The Division I Football Oversight Committee recommended waiving the requirements for bowl eligibility for the 2020-21 bowl season Thursday.

To be eligible for a postseason bowl, a team must meet the criteria to be considered a deserving team, which is generally defined as having a .500 overall record against Football Bowl Subdivision opponents. The Football Oversight Committee’s recommendation would eliminate that requirement for the 2020-21 season. For the 2020-21 bowl season only, postseason games could be played Dec. 1, 2020-Jan. 11, 2021.

Bowl games used to be guarded tighter than the VIP room at Studio 54, but the explosion of them in the 21st Century has meant any team that can get to 6-6 including an FCS victory, or in some years even 5-7, has been able to play in the postseason.

But this is 2020, so we’ve gone being on the bouncer’s list behind velvet ropes to sending out an ad on Craigslist that anyone who brings Solo cups can come to the kegger. And why not??

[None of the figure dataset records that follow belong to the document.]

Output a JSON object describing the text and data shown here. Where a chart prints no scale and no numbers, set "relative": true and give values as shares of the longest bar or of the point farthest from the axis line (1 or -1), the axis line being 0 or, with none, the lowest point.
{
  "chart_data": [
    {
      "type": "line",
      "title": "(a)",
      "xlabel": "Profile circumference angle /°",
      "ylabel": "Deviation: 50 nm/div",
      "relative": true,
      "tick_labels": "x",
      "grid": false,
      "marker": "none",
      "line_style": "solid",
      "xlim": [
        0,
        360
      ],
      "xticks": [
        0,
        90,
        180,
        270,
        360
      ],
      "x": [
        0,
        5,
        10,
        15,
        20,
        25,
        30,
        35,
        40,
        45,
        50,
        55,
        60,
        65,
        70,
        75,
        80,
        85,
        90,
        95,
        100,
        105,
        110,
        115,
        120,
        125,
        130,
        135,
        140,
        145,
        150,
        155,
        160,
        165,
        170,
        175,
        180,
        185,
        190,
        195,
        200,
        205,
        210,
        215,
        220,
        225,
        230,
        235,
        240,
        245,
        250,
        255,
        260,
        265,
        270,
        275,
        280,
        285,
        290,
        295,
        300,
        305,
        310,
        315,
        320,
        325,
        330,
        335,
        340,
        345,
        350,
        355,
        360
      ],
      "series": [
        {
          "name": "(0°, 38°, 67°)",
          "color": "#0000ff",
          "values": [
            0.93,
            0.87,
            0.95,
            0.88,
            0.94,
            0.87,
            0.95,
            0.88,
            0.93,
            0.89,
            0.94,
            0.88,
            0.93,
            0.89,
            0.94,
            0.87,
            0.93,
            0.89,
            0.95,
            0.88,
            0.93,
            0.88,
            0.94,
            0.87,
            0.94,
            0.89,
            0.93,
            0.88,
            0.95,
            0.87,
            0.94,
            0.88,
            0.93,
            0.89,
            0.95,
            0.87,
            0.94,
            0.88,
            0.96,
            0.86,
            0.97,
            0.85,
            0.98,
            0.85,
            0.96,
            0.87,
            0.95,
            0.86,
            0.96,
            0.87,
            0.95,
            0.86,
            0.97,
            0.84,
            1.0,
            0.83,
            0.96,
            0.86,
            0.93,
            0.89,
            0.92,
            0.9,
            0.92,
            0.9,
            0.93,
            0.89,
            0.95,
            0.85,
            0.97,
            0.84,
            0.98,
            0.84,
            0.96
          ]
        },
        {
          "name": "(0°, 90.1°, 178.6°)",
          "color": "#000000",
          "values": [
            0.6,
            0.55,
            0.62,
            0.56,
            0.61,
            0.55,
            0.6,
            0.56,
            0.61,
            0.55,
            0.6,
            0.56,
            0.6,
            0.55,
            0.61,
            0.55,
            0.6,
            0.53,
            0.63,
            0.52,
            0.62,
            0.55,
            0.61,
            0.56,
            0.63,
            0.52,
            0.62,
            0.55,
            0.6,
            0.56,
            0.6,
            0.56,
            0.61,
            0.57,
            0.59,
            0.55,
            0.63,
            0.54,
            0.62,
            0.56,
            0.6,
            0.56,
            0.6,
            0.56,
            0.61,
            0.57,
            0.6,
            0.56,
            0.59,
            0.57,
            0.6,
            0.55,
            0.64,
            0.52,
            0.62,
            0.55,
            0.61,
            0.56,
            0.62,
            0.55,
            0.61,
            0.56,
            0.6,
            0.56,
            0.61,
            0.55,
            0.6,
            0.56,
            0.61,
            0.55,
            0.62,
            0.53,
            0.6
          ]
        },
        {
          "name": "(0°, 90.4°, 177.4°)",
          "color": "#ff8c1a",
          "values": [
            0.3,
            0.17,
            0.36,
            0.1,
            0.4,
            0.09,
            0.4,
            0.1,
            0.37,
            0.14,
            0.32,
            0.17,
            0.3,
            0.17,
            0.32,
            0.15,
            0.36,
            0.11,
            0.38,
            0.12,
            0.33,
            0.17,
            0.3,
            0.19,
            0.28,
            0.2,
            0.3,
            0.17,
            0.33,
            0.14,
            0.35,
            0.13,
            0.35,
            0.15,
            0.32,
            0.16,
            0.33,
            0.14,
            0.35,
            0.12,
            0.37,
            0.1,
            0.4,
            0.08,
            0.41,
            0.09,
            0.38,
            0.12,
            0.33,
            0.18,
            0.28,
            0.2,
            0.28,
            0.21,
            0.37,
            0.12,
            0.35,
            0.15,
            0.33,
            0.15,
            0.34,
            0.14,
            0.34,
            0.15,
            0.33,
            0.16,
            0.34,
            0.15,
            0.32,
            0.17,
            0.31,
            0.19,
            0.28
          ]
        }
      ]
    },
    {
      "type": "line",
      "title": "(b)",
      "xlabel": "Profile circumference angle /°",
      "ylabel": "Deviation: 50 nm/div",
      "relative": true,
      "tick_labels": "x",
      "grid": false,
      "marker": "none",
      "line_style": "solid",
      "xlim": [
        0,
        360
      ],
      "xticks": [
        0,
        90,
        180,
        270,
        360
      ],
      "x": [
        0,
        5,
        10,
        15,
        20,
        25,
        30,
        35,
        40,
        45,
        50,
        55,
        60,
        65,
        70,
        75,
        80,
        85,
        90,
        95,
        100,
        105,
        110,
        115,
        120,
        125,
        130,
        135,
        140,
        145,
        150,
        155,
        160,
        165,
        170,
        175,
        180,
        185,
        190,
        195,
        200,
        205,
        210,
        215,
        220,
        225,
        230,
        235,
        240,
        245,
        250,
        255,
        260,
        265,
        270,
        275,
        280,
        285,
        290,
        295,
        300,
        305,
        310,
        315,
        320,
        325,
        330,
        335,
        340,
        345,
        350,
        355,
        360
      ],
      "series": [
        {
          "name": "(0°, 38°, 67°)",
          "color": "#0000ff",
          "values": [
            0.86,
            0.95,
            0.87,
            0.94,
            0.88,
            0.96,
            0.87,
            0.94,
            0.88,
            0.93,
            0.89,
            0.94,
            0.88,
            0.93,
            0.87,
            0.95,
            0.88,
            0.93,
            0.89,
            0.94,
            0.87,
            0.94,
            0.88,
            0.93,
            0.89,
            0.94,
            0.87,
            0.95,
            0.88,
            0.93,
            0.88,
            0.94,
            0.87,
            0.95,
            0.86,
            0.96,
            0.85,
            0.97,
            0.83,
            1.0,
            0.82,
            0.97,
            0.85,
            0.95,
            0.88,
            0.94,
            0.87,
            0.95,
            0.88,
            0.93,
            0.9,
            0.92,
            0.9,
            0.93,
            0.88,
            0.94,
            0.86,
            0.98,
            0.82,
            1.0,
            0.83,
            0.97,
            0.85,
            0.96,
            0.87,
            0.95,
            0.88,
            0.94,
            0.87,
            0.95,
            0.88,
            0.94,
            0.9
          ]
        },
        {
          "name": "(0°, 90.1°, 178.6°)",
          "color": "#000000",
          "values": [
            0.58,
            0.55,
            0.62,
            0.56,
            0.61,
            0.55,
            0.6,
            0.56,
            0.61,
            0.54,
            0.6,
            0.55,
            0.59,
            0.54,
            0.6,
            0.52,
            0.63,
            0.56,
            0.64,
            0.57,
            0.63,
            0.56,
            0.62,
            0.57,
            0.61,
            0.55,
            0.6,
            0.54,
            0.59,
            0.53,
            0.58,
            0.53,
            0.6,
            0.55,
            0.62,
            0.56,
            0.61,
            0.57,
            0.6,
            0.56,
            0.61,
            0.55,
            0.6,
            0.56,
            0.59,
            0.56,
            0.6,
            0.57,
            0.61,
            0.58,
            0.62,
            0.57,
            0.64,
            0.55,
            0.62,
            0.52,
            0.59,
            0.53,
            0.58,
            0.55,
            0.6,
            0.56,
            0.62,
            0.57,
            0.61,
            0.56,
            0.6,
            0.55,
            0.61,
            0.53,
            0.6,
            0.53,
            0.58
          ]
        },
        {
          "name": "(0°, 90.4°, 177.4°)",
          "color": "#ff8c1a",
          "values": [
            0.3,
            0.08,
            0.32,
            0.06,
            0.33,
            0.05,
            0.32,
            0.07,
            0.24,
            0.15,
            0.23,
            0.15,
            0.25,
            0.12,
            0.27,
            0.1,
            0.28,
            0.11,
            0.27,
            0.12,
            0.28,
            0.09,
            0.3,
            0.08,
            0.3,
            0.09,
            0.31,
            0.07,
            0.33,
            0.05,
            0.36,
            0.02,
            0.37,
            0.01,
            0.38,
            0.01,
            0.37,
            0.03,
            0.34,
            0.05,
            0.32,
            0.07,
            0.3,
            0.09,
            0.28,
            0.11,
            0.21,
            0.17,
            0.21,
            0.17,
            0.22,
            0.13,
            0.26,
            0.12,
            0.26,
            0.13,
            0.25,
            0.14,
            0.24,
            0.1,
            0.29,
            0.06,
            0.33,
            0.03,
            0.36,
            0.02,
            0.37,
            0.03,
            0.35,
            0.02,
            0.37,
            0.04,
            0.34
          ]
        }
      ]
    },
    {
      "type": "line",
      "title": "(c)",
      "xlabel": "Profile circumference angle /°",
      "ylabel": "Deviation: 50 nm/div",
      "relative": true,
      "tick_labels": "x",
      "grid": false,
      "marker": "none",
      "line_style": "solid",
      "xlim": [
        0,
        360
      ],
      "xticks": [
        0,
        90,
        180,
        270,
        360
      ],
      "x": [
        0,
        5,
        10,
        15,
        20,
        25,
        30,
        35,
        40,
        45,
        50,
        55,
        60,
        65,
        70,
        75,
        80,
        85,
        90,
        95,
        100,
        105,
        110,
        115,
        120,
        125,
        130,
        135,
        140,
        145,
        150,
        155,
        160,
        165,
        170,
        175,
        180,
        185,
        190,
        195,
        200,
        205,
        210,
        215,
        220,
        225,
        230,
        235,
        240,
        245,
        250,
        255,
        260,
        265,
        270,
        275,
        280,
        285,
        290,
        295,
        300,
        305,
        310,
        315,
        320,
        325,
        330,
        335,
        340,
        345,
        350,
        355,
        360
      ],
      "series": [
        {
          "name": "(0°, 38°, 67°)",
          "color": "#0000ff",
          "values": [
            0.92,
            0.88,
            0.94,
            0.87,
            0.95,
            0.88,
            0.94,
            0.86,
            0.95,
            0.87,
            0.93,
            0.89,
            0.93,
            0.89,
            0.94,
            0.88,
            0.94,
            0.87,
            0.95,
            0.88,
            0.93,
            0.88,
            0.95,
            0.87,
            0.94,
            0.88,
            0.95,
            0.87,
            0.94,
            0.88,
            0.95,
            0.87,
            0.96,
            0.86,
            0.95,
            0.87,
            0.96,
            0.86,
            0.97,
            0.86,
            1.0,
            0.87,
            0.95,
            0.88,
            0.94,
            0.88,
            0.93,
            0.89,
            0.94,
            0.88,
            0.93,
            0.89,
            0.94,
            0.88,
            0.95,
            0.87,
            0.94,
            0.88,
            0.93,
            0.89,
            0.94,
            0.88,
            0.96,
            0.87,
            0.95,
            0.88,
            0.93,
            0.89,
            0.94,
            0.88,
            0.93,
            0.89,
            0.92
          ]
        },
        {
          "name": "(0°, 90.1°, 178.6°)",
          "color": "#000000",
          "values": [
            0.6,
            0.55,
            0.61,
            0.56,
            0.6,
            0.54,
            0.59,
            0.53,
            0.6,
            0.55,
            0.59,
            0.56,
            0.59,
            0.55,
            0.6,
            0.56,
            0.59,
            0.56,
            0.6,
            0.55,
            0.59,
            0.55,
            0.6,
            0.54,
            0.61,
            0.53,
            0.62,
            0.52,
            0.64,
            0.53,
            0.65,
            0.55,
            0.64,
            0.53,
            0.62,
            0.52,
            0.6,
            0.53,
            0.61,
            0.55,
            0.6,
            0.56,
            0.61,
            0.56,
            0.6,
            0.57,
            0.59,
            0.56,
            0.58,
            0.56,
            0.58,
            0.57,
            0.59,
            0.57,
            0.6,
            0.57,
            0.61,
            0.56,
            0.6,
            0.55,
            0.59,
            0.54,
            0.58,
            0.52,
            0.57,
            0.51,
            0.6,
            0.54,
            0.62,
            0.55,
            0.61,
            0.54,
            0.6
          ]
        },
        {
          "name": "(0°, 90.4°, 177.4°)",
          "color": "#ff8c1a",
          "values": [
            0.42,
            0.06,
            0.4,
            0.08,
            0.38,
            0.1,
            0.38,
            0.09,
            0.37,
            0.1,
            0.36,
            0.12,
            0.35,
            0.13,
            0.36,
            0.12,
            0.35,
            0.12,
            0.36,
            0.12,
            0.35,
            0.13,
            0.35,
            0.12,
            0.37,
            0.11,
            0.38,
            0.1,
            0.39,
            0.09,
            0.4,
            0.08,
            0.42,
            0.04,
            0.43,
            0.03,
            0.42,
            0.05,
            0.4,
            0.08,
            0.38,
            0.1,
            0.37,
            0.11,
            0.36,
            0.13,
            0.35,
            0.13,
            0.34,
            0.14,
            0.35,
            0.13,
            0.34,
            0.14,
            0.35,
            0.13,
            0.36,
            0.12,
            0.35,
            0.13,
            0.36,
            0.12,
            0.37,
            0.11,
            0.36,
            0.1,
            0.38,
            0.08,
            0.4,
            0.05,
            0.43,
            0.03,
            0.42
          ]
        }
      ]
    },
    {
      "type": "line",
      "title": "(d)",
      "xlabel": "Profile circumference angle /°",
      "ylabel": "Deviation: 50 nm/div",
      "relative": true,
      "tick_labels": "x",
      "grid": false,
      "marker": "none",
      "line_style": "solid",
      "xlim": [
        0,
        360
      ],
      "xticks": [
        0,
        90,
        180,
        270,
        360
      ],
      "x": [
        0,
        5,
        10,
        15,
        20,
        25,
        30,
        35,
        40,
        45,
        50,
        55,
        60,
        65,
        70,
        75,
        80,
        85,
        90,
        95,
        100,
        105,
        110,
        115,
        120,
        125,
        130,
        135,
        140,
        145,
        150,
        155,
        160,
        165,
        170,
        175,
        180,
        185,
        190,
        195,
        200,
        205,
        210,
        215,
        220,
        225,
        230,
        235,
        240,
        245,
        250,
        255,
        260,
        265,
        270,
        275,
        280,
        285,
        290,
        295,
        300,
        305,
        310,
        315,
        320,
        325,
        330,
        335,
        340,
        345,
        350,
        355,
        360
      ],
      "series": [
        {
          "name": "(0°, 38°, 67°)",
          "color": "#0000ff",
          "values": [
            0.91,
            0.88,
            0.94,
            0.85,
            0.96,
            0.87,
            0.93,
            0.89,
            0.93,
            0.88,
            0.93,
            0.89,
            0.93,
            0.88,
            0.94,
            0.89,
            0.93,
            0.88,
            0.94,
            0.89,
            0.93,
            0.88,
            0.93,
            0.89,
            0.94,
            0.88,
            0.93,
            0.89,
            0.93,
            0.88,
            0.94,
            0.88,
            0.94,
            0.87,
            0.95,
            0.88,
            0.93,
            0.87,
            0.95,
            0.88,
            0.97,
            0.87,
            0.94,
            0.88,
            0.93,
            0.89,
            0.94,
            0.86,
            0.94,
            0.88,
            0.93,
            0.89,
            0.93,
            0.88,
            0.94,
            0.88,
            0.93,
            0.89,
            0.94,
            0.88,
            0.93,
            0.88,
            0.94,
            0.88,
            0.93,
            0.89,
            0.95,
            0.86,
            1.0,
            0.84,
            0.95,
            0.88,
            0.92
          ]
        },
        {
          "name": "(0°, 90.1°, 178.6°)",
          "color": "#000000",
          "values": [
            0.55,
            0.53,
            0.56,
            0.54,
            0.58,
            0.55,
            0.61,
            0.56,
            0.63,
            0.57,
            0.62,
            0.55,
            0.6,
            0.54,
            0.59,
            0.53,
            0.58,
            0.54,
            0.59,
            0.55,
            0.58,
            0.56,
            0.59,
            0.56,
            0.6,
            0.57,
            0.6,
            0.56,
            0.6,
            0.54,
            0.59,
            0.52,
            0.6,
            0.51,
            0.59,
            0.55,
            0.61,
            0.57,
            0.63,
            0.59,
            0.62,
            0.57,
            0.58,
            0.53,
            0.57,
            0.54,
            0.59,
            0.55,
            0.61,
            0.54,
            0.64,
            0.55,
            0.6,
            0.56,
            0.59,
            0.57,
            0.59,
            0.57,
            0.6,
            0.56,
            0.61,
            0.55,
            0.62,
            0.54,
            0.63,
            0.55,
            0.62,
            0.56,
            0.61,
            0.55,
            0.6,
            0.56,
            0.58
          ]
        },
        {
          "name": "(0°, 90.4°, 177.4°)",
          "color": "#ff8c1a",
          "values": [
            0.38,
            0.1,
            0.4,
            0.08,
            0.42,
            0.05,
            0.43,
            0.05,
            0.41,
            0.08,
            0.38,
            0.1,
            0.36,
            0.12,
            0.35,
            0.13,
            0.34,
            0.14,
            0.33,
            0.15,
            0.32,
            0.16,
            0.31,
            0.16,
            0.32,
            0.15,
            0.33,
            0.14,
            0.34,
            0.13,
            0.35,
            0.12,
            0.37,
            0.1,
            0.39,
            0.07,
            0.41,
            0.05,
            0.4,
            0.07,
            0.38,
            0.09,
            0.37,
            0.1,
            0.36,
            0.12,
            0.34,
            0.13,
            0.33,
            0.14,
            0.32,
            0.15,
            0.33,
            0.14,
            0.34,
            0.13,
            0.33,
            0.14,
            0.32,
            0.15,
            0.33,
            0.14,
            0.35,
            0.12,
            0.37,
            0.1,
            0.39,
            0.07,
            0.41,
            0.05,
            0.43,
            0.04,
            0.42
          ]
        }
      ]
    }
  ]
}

Bowl games are good and fun, and if the players enjoy the experience, where’s the harm here? The democratization of collegiate postseason football over the last few decades has been a good thing. Not only for local economies and TV rights holders, but also for the athletes. Did we mention they’re terrific for wagering purposes? Also you haven’t lived until you’ve seen an offensive lineman from the midwest win a hot-wing eating contest on the beach with palm trees swaying in the breeze. It’s everything that’s wonderful about America.

The Kansas Jayhawks are the team with the longest-active bowl-free streak in FBS, last appearing in the 2008 Orange Bowl. They better put up the cash this year to get someone to take them, because once The Law re-enters our lives in 2021, it might be awhile until their eligible for one again.